The latex one requires more of you but gives you much more functionality in return.

Which is better is going to be entirely situational/personal preference.

   \documentclass{article}

   \title{Natural selection in the Health and Retirement Study}
   \author{XXX}
   \date{September 2023}

   \begin{document}

   \maketitle

   \begin{abstract}
   I investigate natural selection on polygenic scores in the contemporary US, using the Health and Retirement Study.
   Results partially support the economic theory of fertility as an explanation for natural selection: among both white and black respondents, scores which correlate negatively (positively) with education are selected for (against).
   Selection coefficients are larger among low-income and unmarried parents, but not among younger parents or those with less education.
   I also estimate effect sizes corrected for noise in the polygenic scores. 
   \end{abstract}

   \end{document}
The difference is you know the easy way to get what you want in rmarkdown/quarto but only know the hard way in latex?

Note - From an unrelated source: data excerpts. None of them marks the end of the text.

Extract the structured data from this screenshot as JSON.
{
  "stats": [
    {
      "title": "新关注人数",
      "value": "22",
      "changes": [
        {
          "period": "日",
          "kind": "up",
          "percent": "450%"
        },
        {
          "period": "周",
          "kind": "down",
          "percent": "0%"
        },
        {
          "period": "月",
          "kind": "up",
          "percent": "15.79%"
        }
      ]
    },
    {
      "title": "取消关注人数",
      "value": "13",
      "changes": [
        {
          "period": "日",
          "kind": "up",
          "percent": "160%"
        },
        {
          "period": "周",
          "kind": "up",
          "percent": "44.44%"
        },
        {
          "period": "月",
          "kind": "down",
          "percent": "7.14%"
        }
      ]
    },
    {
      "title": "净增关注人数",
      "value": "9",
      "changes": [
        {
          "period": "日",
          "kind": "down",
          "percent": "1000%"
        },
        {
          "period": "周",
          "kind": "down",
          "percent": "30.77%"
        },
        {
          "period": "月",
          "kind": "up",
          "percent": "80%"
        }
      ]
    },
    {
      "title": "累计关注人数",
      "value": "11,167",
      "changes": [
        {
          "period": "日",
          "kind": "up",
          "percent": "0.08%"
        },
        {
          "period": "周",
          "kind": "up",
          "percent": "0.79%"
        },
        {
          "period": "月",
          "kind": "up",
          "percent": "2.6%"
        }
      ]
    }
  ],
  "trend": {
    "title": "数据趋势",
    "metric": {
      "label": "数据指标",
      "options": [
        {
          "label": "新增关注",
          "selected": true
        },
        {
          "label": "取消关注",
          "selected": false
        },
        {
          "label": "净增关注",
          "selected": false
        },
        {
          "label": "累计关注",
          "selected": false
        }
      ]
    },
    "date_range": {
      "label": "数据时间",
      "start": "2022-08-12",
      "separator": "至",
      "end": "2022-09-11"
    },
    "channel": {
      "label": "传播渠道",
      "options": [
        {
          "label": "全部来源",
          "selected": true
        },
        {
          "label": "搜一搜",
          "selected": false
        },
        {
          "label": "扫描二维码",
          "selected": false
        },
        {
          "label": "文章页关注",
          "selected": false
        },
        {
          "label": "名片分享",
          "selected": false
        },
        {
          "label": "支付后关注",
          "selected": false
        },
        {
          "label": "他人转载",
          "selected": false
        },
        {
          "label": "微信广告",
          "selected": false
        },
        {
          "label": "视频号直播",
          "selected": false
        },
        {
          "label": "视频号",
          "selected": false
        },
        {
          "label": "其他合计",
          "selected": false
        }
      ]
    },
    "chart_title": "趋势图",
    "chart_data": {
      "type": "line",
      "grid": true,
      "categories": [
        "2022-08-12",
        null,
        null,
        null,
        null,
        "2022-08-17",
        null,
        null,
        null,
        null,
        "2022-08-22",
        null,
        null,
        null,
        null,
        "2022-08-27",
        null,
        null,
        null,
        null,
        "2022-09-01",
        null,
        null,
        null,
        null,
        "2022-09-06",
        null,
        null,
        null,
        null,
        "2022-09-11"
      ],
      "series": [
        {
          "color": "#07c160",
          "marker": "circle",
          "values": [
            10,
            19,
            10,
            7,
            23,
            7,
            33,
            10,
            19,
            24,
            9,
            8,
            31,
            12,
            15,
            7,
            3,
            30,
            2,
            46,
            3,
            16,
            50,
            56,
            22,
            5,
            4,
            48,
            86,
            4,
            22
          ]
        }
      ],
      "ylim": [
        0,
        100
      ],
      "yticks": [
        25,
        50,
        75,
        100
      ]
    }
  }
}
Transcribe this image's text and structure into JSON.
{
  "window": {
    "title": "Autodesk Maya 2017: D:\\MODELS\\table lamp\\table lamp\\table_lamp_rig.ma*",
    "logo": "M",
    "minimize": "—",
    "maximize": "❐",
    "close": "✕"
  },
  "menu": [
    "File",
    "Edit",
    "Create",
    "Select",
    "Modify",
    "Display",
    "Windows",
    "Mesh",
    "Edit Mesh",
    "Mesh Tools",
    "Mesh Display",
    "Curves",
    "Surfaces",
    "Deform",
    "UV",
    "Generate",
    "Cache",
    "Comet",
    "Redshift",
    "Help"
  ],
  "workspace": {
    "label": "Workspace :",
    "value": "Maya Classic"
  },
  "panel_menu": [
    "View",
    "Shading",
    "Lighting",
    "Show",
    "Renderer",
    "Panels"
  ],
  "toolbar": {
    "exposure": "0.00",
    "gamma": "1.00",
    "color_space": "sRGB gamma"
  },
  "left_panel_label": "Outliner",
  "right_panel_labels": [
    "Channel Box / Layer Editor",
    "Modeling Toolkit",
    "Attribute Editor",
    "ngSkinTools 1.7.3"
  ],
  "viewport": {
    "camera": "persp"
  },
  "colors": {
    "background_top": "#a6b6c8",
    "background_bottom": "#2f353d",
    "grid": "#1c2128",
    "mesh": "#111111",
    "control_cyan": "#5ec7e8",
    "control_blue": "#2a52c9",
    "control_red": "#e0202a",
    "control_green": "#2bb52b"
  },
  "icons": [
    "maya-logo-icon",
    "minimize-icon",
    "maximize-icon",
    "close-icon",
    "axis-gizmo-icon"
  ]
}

My latex docs look nothing like that because I put all the boiler plate in a .sty file.

Makes me wonder if Nota did work with Rust, then we could move the dependencies into a cargo.toml file and compile our documents. That would enable declarative macros for document generation at compile time as well as interactive rust code inside your document at reading time. Plus you could refer to the dependencies by their package name like amsmath::line or something
You might be interested in typst. It offers an incremental live compiler.